You can scale your training process using 2 methods

1. Vertically scaling.
2. Horizontal scaling.

1. Vertically scaling

So vertically scaling is too simple, you have 12GB RAM GPU increase the RAM to 32GB RAM. Quite simply no need to change our original code.

Vertical scaling — (Image by Author)

2. Horizontal scaling

So, Horizontal scaling has two types and it requires some sort of code changes.

1. Data parallelism
2. Model parallelism

Horizontal scaling — (Image by Author)

So, rather than change the configuration of the original device build the eco-system of the same device and train the model.

📊 Data Parallelism vs 🖥️ Model Parallelism

1. Data Parallelism

So, Data Parallelism works when your model can fit into a single GPU, then we distribute our data to multiple GPUs. With each of the GPUs processing a subset of the dataset and performing the forward and backward pass.

Data Parallelism — (Image by Author)

As we can see in the Image we have 4 GPUs with the same configurations and we can fit our model into 1 GPU so we divide the Dataset into SubDataset. In this process, we synchronize the gradients during the backward pass.

⚙️ Perform the Distributed Data Parallel

Step-1: Initialized the model parameters on the Main GPU

We initialized the model parameter randomly on the Main GPU where we are putting our code. We forward those initial values and parameters to the next GPUs.

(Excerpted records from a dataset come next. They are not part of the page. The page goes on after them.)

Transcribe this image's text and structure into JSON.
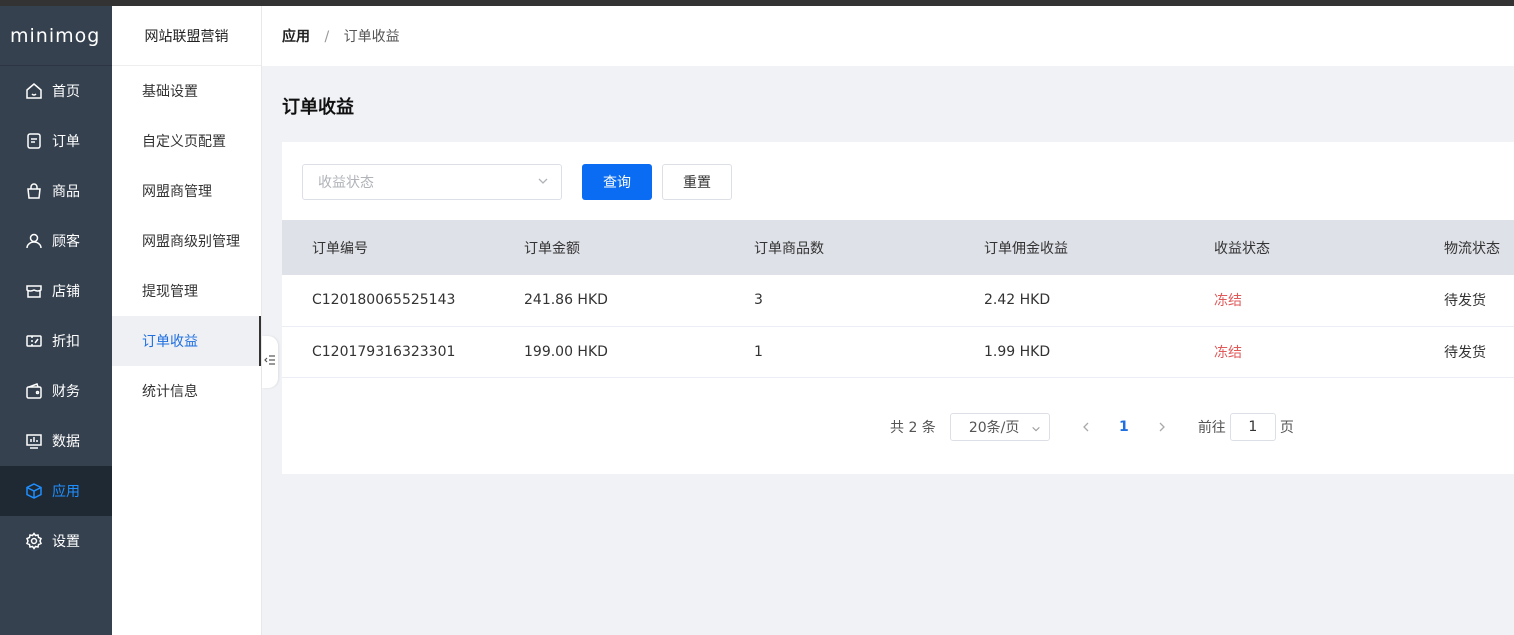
{
  "app": {
    "logo": "minimog"
  },
  "sidebar": {
    "items": [
      {
        "label": "首页",
        "icon": "home-icon"
      },
      {
        "label": "订单",
        "icon": "order-icon"
      },
      {
        "label": "商品",
        "icon": "bag-icon"
      },
      {
        "label": "顾客",
        "icon": "user-icon"
      },
      {
        "label": "店铺",
        "icon": "store-icon"
      },
      {
        "label": "折扣",
        "icon": "ticket-icon"
      },
      {
        "label": "财务",
        "icon": "wallet-icon"
      },
      {
        "label": "数据",
        "icon": "chart-icon"
      },
      {
        "label": "应用",
        "icon": "box-icon",
        "active": true
      },
      {
        "label": "设置",
        "icon": "gear-icon"
      }
    ],
    "active_color": "#1f8fff"
  },
  "submenu": {
    "title": "网站联盟营销",
    "items": [
      {
        "label": "基础设置"
      },
      {
        "label": "自定义页配置"
      },
      {
        "label": "网盟商管理"
      },
      {
        "label": "网盟商级别管理"
      },
      {
        "label": "提现管理"
      },
      {
        "label": "订单收益",
        "active": true
      },
      {
        "label": "统计信息"
      }
    ]
  },
  "breadcrumb": {
    "root": "应用",
    "sep": "/",
    "current": "订单收益"
  },
  "page": {
    "title": "订单收益"
  },
  "filter": {
    "status_placeholder": "收益状态",
    "query_label": "查询",
    "reset_label": "重置"
  },
  "table": {
    "columns": [
      "订单编号",
      "订单金额",
      "订单商品数",
      "订单佣金收益",
      "收益状态",
      "物流状态"
    ],
    "rows": [
      [
        "C120180065525143",
        "241.86 HKD",
        "3",
        "2.42 HKD",
        "冻结",
        "待发货"
      ],
      [
        "C120179316323301",
        "199.00 HKD",
        "1",
        "1.99 HKD",
        "冻结",
        "待发货"
      ]
    ]
  },
  "pagination": {
    "total": "共 2 条",
    "page_size": "20条/页",
    "current_page": "1",
    "goto_label": "前往",
    "goto_value": "1",
    "page_suffix": "页"
  },
  "colors": {
    "primary": "#0a6cf2",
    "status_frozen": "#e05a5a",
    "sidebar_bg": "#36414f"
  }
}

Step-1: Initialized the paramerters and forward to the other GPUs

Step-2: Calculate the local gradient across all GPUs

Each machine computes its gradient and accumulates that gradient.

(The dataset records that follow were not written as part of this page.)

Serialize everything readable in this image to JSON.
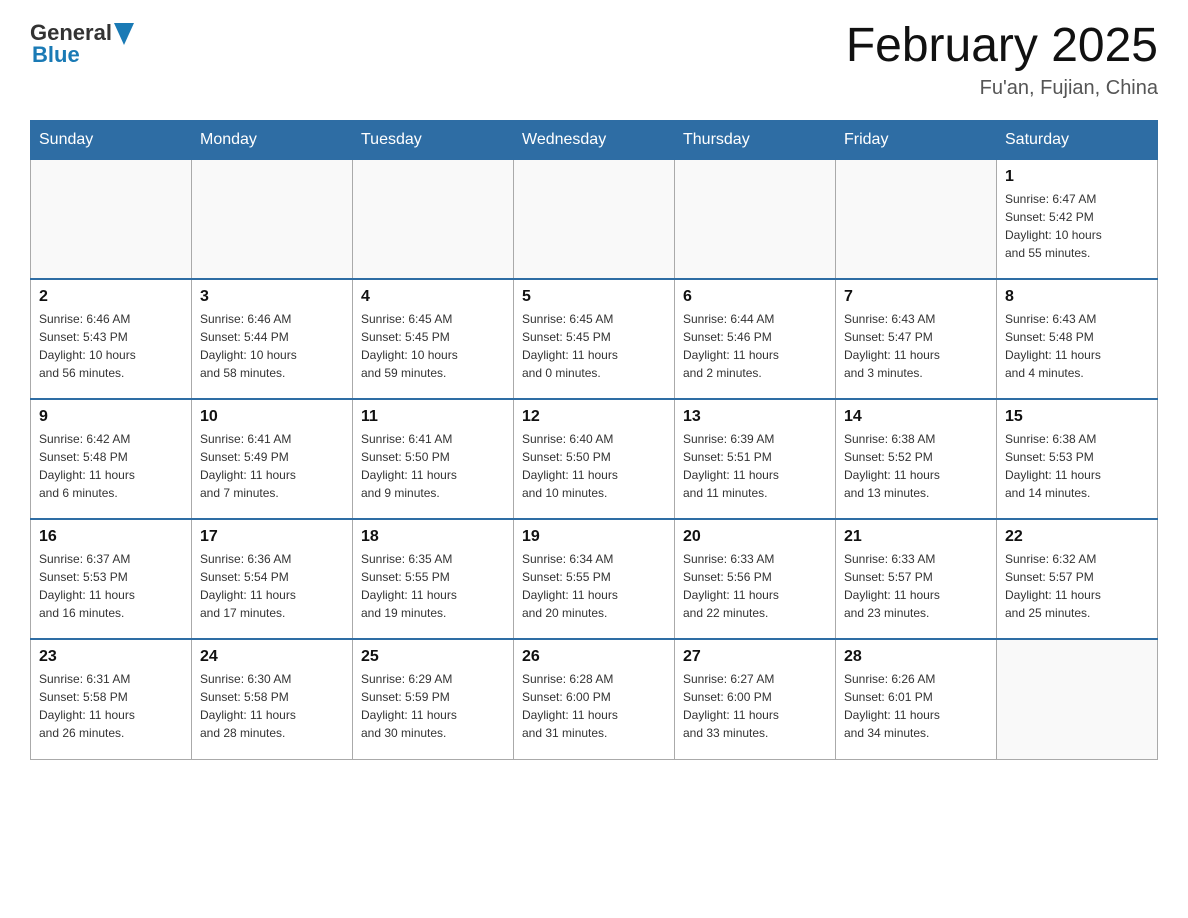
{
  "header": {
    "logo_general": "General",
    "logo_blue": "Blue",
    "title": "February 2025",
    "subtitle": "Fu'an, Fujian, China"
  },
  "days_of_week": [
    "Sunday",
    "Monday",
    "Tuesday",
    "Wednesday",
    "Thursday",
    "Friday",
    "Saturday"
  ],
  "weeks": [
    [
      {
        "day": "",
        "info": ""
      },
      {
        "day": "",
        "info": ""
      },
      {
        "day": "",
        "info": ""
      },
      {
        "day": "",
        "info": ""
      },
      {
        "day": "",
        "info": ""
      },
      {
        "day": "",
        "info": ""
      },
      {
        "day": "1",
        "info": "Sunrise: 6:47 AM\nSunset: 5:42 PM\nDaylight: 10 hours\nand 55 minutes."
      }
    ],
    [
      {
        "day": "2",
        "info": "Sunrise: 6:46 AM\nSunset: 5:43 PM\nDaylight: 10 hours\nand 56 minutes."
      },
      {
        "day": "3",
        "info": "Sunrise: 6:46 AM\nSunset: 5:44 PM\nDaylight: 10 hours\nand 58 minutes."
      },
      {
        "day": "4",
        "info": "Sunrise: 6:45 AM\nSunset: 5:45 PM\nDaylight: 10 hours\nand 59 minutes."
      },
      {
        "day": "5",
        "info": "Sunrise: 6:45 AM\nSunset: 5:45 PM\nDaylight: 11 hours\nand 0 minutes."
      },
      {
        "day": "6",
        "info": "Sunrise: 6:44 AM\nSunset: 5:46 PM\nDaylight: 11 hours\nand 2 minutes."
      },
      {
        "day": "7",
        "info": "Sunrise: 6:43 AM\nSunset: 5:47 PM\nDaylight: 11 hours\nand 3 minutes."
      },
      {
        "day": "8",
        "info": "Sunrise: 6:43 AM\nSunset: 5:48 PM\nDaylight: 11 hours\nand 4 minutes."
      }
    ],
    [
      {
        "day": "9",
        "info": "Sunrise: 6:42 AM\nSunset: 5:48 PM\nDaylight: 11 hours\nand 6 minutes."
      },
      {
        "day": "10",
        "info": "Sunrise: 6:41 AM\nSunset: 5:49 PM\nDaylight: 11 hours\nand 7 minutes."
      },
      {
        "day": "11",
        "info": "Sunrise: 6:41 AM\nSunset: 5:50 PM\nDaylight: 11 hours\nand 9 minutes."
      },
      {
        "day": "12",
        "info": "Sunrise: 6:40 AM\nSunset: 5:50 PM\nDaylight: 11 hours\nand 10 minutes."
      },
      {
        "day": "13",
        "info": "Sunrise: 6:39 AM\nSunset: 5:51 PM\nDaylight: 11 hours\nand 11 minutes."
      },
      {
        "day": "14",
        "info": "Sunrise: 6:38 AM\nSunset: 5:52 PM\nDaylight: 11 hours\nand 13 minutes."
      },
      {
        "day": "15",
        "info": "Sunrise: 6:38 AM\nSunset: 5:53 PM\nDaylight: 11 hours\nand 14 minutes."
      }
    ],
    [
      {
        "day": "16",
        "info": "Sunrise: 6:37 AM\nSunset: 5:53 PM\nDaylight: 11 hours\nand 16 minutes."
      },
      {
        "day": "17",
        "info": "Sunrise: 6:36 AM\nSunset: 5:54 PM\nDaylight: 11 hours\nand 17 minutes."
      },
      {
        "day": "18",
        "info": "Sunrise: 6:35 AM\nSunset: 5:55 PM\nDaylight: 11 hours\nand 19 minutes."
      },
      {
        "day": "19",
        "info": "Sunrise: 6:34 AM\nSunset: 5:55 PM\nDaylight: 11 hours\nand 20 minutes."
      },
      {
        "day": "20",
        "info": "Sunrise: 6:33 AM\nSunset: 5:56 PM\nDaylight: 11 hours\nand 22 minutes."
      },
      {
        "day": "21",
        "info": "Sunrise: 6:33 AM\nSunset: 5:57 PM\nDaylight: 11 hours\nand 23 minutes."
      },
      {
        "day": "22",
        "info": "Sunrise: 6:32 AM\nSunset: 5:57 PM\nDaylight: 11 hours\nand 25 minutes."
      }
    ],
    [
      {
        "day": "23",
        "info": "Sunrise: 6:31 AM\nSunset: 5:58 PM\nDaylight: 11 hours\nand 26 minutes."
      },
      {
        "day": "24",
        "info": "Sunrise: 6:30 AM\nSunset: 5:58 PM\nDaylight: 11 hours\nand 28 minutes."
      },
      {
        "day": "25",
        "info": "Sunrise: 6:29 AM\nSunset: 5:59 PM\nDaylight: 11 hours\nand 30 minutes."
      },
      {
        "day": "26",
        "info": "Sunrise: 6:28 AM\nSunset: 6:00 PM\nDaylight: 11 hours\nand 31 minutes."
      },
      {
        "day": "27",
        "info": "Sunrise: 6:27 AM\nSunset: 6:00 PM\nDaylight: 11 hours\nand 33 minutes."
      },
      {
        "day": "28",
        "info": "Sunrise: 6:26 AM\nSunset: 6:01 PM\nDaylight: 11 hours\nand 34 minutes."
      },
      {
        "day": "",
        "info": ""
      }
    ]
  ]
}
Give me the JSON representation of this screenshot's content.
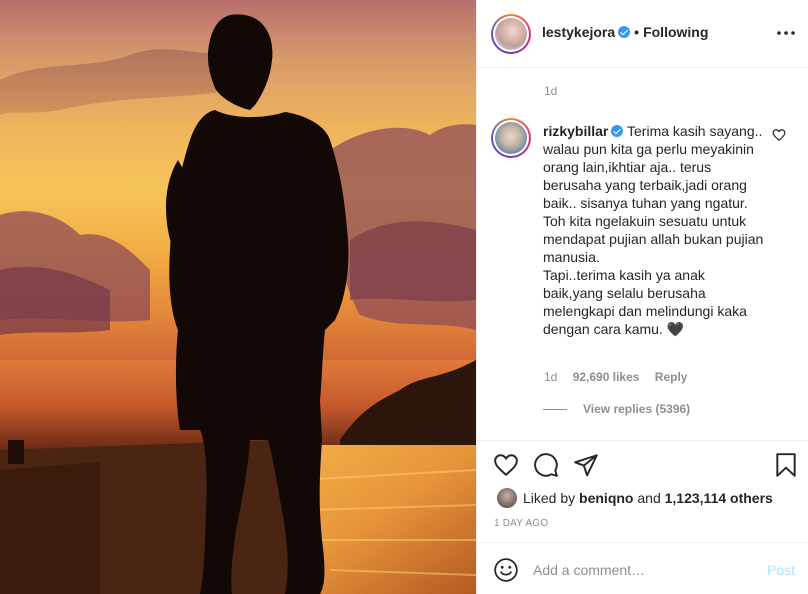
{
  "header": {
    "username": "lestykejora",
    "separator": "•",
    "follow_status": "Following"
  },
  "post": {
    "time_ago": "1d",
    "comment": {
      "username": "rizkybillar",
      "text": "Terima kasih sayang.. walau pun kita ga perlu meyakinin orang lain,ikhtiar aja.. terus berusaha yang terbaik,jadi orang baik.. sisanya tuhan yang ngatur.\nToh kita ngelakuin sesuatu untuk mendapat pujian allah bukan pujian manusia.\nTapi..terima kasih ya anak baik,yang selalu berusaha melengkapi dan melindungi kaka dengan cara kamu. 🖤",
      "time": "1d",
      "likes": "92,690 likes",
      "reply": "Reply",
      "view_replies": "View replies (5396)"
    },
    "liked_by": {
      "prefix": "Liked by",
      "user": "beniqno",
      "middle": "and",
      "others": "1,123,114 others"
    },
    "date": "1 DAY AGO"
  },
  "comment_box": {
    "placeholder": "Add a comment…",
    "post_label": "Post"
  },
  "icons": {
    "more": "more-options-icon",
    "like": "heart-icon",
    "comment": "comment-icon",
    "share": "share-icon",
    "save": "bookmark-icon",
    "emoji": "smile-icon"
  },
  "colors": {
    "verified": "#3897f0",
    "muted_text": "#8e8e8e",
    "post_disabled": "#b2dffc"
  }
}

Step-2: Local gredient caculation

Step-3: Cumulate local gradient to Main GPU

Now, we accumulate the gradient to the Main GPU. Next, we distribute this summed gradient to all GPUs.

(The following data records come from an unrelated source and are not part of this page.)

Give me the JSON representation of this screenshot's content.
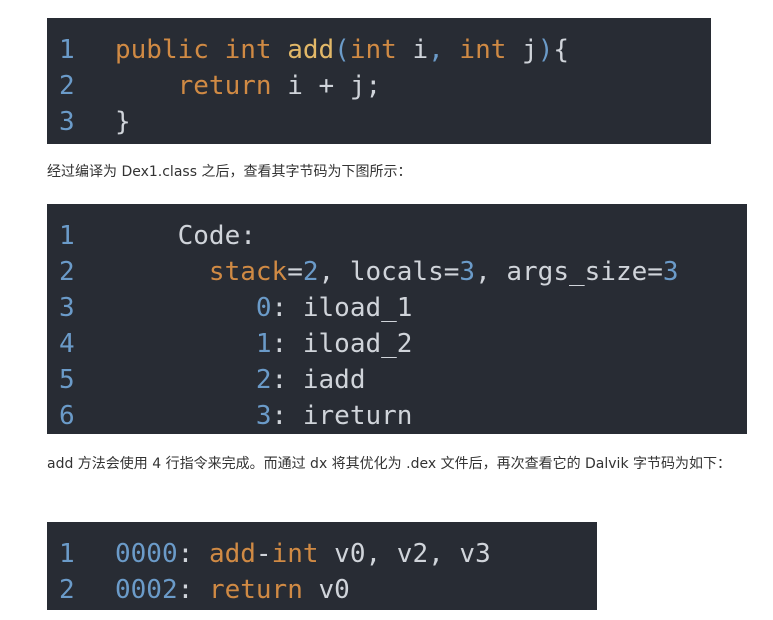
{
  "blocks": {
    "b1": {
      "lines": [
        {
          "n": "1",
          "tokens": [
            {
              "t": "public ",
              "c": "kw"
            },
            {
              "t": "int ",
              "c": "kw"
            },
            {
              "t": "add",
              "c": "fn"
            },
            {
              "t": "(",
              "c": "pn"
            },
            {
              "t": "int ",
              "c": "kw"
            },
            {
              "t": "i",
              "c": "id"
            },
            {
              "t": ", ",
              "c": "pn"
            },
            {
              "t": "int ",
              "c": "kw"
            },
            {
              "t": "j",
              "c": "id"
            },
            {
              "t": ")",
              "c": "pn"
            },
            {
              "t": "{",
              "c": "id"
            }
          ]
        },
        {
          "n": "2",
          "tokens": [
            {
              "t": "    ",
              "c": "id"
            },
            {
              "t": "return ",
              "c": "kw"
            },
            {
              "t": "i + j;",
              "c": "id"
            }
          ]
        },
        {
          "n": "3",
          "tokens": [
            {
              "t": "}",
              "c": "id"
            }
          ]
        }
      ]
    },
    "b2": {
      "lines": [
        {
          "n": "1",
          "tokens": [
            {
              "t": "    Code:",
              "c": "id"
            }
          ]
        },
        {
          "n": "2",
          "tokens": [
            {
              "t": "      ",
              "c": "id"
            },
            {
              "t": "stack",
              "c": "kw"
            },
            {
              "t": "=",
              "c": "id"
            },
            {
              "t": "2",
              "c": "num"
            },
            {
              "t": ", locals=",
              "c": "id"
            },
            {
              "t": "3",
              "c": "num"
            },
            {
              "t": ", args_size=",
              "c": "id"
            },
            {
              "t": "3",
              "c": "num"
            }
          ]
        },
        {
          "n": "3",
          "tokens": [
            {
              "t": "         ",
              "c": "id"
            },
            {
              "t": "0",
              "c": "num"
            },
            {
              "t": ": iload_1",
              "c": "id"
            }
          ]
        },
        {
          "n": "4",
          "tokens": [
            {
              "t": "         ",
              "c": "id"
            },
            {
              "t": "1",
              "c": "num"
            },
            {
              "t": ": iload_2",
              "c": "id"
            }
          ]
        },
        {
          "n": "5",
          "tokens": [
            {
              "t": "         ",
              "c": "id"
            },
            {
              "t": "2",
              "c": "num"
            },
            {
              "t": ": iadd",
              "c": "id"
            }
          ]
        },
        {
          "n": "6",
          "tokens": [
            {
              "t": "         ",
              "c": "id"
            },
            {
              "t": "3",
              "c": "num"
            },
            {
              "t": ": ireturn",
              "c": "id"
            }
          ]
        }
      ]
    },
    "b3": {
      "lines": [
        {
          "n": "1",
          "tokens": [
            {
              "t": "0000",
              "c": "num"
            },
            {
              "t": ": ",
              "c": "id"
            },
            {
              "t": "add",
              "c": "kw"
            },
            {
              "t": "-",
              "c": "id"
            },
            {
              "t": "int",
              "c": "kw"
            },
            {
              "t": " v0, v2, v3",
              "c": "id"
            }
          ]
        },
        {
          "n": "2",
          "tokens": [
            {
              "t": "0002",
              "c": "num"
            },
            {
              "t": ": ",
              "c": "id"
            },
            {
              "t": "return",
              "c": "kw"
            },
            {
              "t": " v0",
              "c": "id"
            }
          ]
        }
      ]
    }
  },
  "text": {
    "p1": "经过编译为 Dex1.class 之后，查看其字节码为下图所示：",
    "p2": "add 方法会使用 4 行指令来完成。而通过 dx 将其优化为 .dex 文件后，再次查看它的 Dalvik 字节码为如下："
  },
  "colors": {
    "background": "#282c34",
    "keyword": "#d08a44",
    "function": "#e2b868",
    "number": "#6b9bc9",
    "text": "#d0d4da"
  }
}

Step-3: Sum the all gradients.

Step-4: Reset the gradient after updating the parameters.

Last but not least the main process is to update the parameters and set the gradient to zero.

Step-4: update the parameters and set the grad to zero.

There are 2 main processes for sharing gradients. It’s called the “Collective Communication Primitives”. CCP allows us to communicate with different devices.

Point-to-point: We distribute the gradient line.
Collective Communication Broadcast: We select one machine and its job is to share the gradients, while the main GPU distributes the gradients.

2. Model Parallelism

So, Model Parallelism is Quite different from Data Parallelism. In Data Parallelism our model fits into one GPU. But what if? We have this strange problem that we can’t able to load our entire model into one GPU.
At this time the Model parallelism is very helpful. Model Parallelism allows us to Distribute our model into multiple GPUs.

Model Parallelism — (Image by Author)

So, Model parallelism is useful when your model is too large for your GPU. In that case, we distribute our model into multiple GPUs. The GPUs 1, 2, 3, and 4 contain Layers 1, 2, 3, and 4 of a model. After distributing the Layers we performed the forward and backward pass for each layer in a synchronized manner.

📈 Advantages and 📉Disadvantages

Some of the advantages and Disadvantages of the Distributed training and also there is the advantage of Data Parallelism and Model Parallelism also disadvantage there.

Advantages of Distributed Traning

• So, In Distributed Training, if your task is too expensive for your GPU it solves that problem.
• Also, allows you to train the large Model on a Large dataset.
• Help to achieve the best results by adjusting the Perfect Hyperparameters.

Disadvantages of Distributed Traning

• At some point what if? Our one Machine has failed if we don’t take care of that we lose the whole process.
• Sometimes it’s too complicated to code the Data Parallelism and Model Parallelism. (not more thanks to Pytorch)
• Takes too much time just sharing the gradients and it slows down the process of training.

🙇🏻‍♂️Conclusion

At some point “Distributed training” is not useful but it is necessary to train the larger and bigger and bigger model we must have some kind of mechanism that allows us to train the model with a limited amount of storage use case, also we can apply the “Quantization” that helps a lot for optimizing the model.

🙏🏻 Special thanks to Umar Jamil without their video this blog is never possible.